Finnfund requested Steward Redqueen to find out what is the existing knowledge on the impact of power investments. Through a review of nearly 80 articles and reports, and using tested impact pathways, Steward Redqueen analysed the impact evidence of power investments on businesses and household welfare.
The impact of additional energy on economy is quite well understood and established. Businesses benefit through reduced outages and/or through cheaper cost of electricity. This enables them to produce more or more effectively and thereby create jobs and increase economic output. Especially manufacturing businesses benefit from cheaper and more reliable grid electricity.
However, in many countries the price of electricity is not cost-reflective – cost of generation does not affect the consumer price. In these countries the national utility benefits from the lower generation cost, but customers pay the same, subsidised price.

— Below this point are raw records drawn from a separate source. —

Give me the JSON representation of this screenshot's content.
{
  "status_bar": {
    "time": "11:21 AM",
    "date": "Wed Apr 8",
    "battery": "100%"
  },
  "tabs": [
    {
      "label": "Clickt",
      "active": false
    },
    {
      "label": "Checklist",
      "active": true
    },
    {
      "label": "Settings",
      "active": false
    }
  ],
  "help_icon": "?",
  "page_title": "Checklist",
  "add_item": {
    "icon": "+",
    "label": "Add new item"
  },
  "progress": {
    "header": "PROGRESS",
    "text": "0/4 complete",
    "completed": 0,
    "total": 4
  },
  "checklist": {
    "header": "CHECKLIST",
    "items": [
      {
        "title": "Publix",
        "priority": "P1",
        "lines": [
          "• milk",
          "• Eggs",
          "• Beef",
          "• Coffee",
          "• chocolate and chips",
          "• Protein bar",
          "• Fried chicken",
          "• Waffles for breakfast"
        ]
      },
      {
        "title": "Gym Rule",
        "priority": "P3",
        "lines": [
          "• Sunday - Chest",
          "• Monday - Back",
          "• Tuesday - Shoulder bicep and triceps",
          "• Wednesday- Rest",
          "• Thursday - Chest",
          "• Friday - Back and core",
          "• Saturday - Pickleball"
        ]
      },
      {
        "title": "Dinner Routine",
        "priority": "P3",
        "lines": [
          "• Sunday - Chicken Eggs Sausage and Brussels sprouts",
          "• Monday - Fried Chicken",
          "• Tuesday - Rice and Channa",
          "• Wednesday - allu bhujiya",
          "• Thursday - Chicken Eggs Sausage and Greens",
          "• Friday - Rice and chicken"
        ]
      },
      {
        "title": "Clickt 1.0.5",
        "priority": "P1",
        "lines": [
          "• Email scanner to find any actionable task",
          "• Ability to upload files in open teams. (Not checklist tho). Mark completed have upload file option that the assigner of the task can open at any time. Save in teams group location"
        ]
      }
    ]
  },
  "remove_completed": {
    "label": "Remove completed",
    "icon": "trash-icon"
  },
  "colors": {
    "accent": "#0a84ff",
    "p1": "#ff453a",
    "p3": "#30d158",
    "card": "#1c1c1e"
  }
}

For businesses, the biggest impact is found in countries where the outages are most frequent, and businesses have to rely on diesel generators for back-up.
The impact of power investments on household welfare follows the same pathways of access, price and outages, but the connections are less clear. Welfare and access to electricity correlate, but the direction of causality is at least ambiguous.
Household welfare improves with electricity, but the gains are often overstated especially for income and education benefits. It appears that off-grid technology investments might bring more welfare benefits in countries with large rural population, low electrification rate, common use of kerosene and non-cost reflective prices.
More work is still needed to quantify and qualify the linkages, to determine how various contextual factors result in higher or lower impacts for businesses and/or households. Modelling welfare benefits would further improve impactfulness of development finance.